The Italian press have recently reported on the first case of fraud in Italy through the unlawful use of a digital signature.
According to reports, a Rome businessman discovered through a check carried out at the Chamber of Commerce in 2011 that all his company’s shares had been registered without his knowledge to a man by name of David Henry Antinucci, who in this way had become the sole member of the company and had also appointed himself sole director, with the authority to transfer the company’s headquarters.
With the appointment of the new sole director, the deeds of conveyance had been transmitted to the Chamber of Commerce via the Internet by an accountant’s office by means of the activation of an electronic smart card with a digital signature, which is obligatory for company communications with the Italian Register of companies.
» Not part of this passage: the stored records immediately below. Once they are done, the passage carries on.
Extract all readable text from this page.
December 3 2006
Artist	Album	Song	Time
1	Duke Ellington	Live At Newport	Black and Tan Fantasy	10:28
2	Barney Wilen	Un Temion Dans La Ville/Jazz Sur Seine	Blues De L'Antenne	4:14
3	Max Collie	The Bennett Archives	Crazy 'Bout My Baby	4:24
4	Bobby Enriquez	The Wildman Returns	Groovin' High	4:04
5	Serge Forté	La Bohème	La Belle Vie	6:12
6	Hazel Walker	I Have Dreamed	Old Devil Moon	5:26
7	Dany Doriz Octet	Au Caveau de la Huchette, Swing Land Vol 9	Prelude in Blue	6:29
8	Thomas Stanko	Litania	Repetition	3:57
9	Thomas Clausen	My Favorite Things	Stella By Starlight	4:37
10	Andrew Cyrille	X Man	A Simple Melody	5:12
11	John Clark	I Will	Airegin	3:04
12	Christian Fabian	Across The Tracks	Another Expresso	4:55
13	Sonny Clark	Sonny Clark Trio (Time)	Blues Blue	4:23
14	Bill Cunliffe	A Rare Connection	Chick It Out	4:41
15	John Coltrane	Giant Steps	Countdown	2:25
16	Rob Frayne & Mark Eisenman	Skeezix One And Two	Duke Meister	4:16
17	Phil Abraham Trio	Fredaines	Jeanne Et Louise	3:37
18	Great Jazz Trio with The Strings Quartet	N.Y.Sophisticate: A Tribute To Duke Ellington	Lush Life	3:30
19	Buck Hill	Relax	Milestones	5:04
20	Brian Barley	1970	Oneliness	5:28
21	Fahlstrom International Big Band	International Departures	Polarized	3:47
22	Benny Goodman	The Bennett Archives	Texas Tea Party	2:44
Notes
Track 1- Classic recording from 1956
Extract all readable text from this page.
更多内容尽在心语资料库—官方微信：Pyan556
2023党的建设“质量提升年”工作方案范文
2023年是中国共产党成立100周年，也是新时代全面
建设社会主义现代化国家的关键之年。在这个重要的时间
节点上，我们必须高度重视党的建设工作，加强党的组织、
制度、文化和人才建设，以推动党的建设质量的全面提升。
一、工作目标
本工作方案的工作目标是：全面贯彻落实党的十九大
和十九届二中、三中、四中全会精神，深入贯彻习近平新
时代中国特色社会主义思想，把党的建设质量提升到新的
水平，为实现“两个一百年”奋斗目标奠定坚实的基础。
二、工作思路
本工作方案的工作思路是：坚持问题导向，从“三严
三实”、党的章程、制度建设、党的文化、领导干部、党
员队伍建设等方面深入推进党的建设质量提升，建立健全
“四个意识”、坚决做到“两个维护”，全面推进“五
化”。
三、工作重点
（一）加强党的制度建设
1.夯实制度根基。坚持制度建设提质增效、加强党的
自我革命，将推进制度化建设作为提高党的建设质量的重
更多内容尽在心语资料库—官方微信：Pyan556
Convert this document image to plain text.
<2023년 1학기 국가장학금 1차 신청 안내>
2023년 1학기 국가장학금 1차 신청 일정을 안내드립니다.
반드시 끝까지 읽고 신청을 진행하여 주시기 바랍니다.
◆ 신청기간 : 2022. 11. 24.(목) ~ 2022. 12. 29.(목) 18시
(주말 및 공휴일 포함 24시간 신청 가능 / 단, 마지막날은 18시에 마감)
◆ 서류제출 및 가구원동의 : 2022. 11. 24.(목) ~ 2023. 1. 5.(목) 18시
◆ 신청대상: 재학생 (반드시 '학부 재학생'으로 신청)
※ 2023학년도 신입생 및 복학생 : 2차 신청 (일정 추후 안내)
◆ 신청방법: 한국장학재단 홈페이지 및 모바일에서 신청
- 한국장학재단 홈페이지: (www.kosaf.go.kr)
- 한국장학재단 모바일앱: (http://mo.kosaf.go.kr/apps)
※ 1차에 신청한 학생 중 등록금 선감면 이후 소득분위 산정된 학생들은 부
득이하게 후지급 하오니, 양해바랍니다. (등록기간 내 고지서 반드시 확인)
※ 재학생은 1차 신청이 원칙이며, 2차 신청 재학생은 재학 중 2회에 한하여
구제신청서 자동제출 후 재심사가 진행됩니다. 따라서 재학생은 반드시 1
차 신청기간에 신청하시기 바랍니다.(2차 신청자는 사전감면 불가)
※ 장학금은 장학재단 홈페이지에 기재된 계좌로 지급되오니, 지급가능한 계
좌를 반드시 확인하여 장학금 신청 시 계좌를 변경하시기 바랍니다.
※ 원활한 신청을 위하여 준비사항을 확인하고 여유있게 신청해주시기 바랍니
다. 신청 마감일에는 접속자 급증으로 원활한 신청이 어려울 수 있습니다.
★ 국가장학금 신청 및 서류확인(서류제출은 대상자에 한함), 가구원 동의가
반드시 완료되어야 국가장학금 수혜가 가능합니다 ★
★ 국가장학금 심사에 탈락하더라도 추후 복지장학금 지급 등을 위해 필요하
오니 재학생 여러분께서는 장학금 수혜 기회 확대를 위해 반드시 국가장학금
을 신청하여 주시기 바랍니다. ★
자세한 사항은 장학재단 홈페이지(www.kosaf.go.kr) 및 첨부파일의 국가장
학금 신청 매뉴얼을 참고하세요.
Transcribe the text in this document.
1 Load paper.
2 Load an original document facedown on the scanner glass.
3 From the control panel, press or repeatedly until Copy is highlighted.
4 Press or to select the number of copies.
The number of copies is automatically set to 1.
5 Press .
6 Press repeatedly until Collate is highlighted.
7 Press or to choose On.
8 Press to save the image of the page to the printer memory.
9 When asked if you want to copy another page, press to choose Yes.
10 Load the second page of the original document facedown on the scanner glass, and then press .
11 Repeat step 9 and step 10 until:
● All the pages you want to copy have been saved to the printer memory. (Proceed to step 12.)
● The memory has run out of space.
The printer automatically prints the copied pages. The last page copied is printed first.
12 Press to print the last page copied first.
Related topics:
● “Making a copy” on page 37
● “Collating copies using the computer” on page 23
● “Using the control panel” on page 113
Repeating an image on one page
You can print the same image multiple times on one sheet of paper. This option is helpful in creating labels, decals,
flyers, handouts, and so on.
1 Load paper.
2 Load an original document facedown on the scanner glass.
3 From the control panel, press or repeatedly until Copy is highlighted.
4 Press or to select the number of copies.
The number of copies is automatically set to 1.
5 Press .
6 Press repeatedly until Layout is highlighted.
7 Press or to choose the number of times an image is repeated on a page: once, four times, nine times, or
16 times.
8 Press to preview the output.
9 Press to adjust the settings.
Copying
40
In this case the smart card had been registered in the Rome businessman’s name but had not been requested by him.
The probe conducted by the IT investigation section of the Special Telematic Fraud Unit of the Italian Financial and Tax Police has led to the identification of three suspects, including Antinucci, who now face prosecution for personation, false statements or proof given to the electronic signature authenticator regarding their own and other people’s identities and capacities in addition to forgery of public documents, private documents and electronic documents.
According to the investigation, Antinucci was aided and abetted in the fraud by the owner of a business consultancy firm who appears to have been a total tax evader for 16 years. The two men are alleged to have used a photocopy of the businessman’s ID card to activate two smart cards at a certification services agency after filling out the appropriate form.
The owner of the agency declared that he had had direct contact with the two men to issue the smart cards and that they had informed him that the businessman would not be present to sign the smart cards in person as he was abroad on business. The accountant who forwarded the requests to the Chamber of Commerce said he had worked in good faith on the documentation he had been sent by the owner of the agency and had not checked it further.
From what we read in the press, the judges are convinced that neither the agency owner nor the accountant are criminally involved in the scam, although they are guilty of carelessness when initiating the procedure.
However, the accountant has been reported for violation of the rules of discipline to his professional association for failing to verify the authenticity of the signatures which were not added in his presence when transferring the shares.
In the light of this reconstruction, we can say with some certainty that this case arouses a certain level of interest not only because of the novelty of the method apparently used for the fraud but also for the different positions of responsibility which emerge in relation to the various individuals involved in the case.
Yet another ruling correctly states the principle that a valid banking and financial contract requires a written procedure and consequently, if the contract is computerized, a digital signature.
As seen in the news reported by the Italian press, with ruling No 1503/2011, the Court of Reggio Emilia has declared a contract for the purchase of covered warrants null and void.
It seems that the investors had submitted purchase orders online, entering the web portal of the authorized intermediary using their authentication credentials and had then given their consent with a simple “click”.
The ruling stating that a digital signature is required for the validity of an online contract requiring the written form under penalty of nullity, can be supported, especially keeping in mind that Presidential Decree No 513 of November 10, 1997 was in force at the time.
In other words, this ruling should be contextualized in the light of the law in force at that time in order not to provoke hasty interpretations. In fact, if the same case was before the court today, we would need to keep in mind that the law has changed and that the regulatory provision applicable would now be that of art. 21 of the Digital Administration Code. Consequently, as we have stated in this blog on numerous occasions, an advanced electronic signature would be sufficient. In this respect, we would hope that a correct ruling confirming a provision which is constant regarding the acquisition of derivative financial instruments would not give rise to misleading interpretations.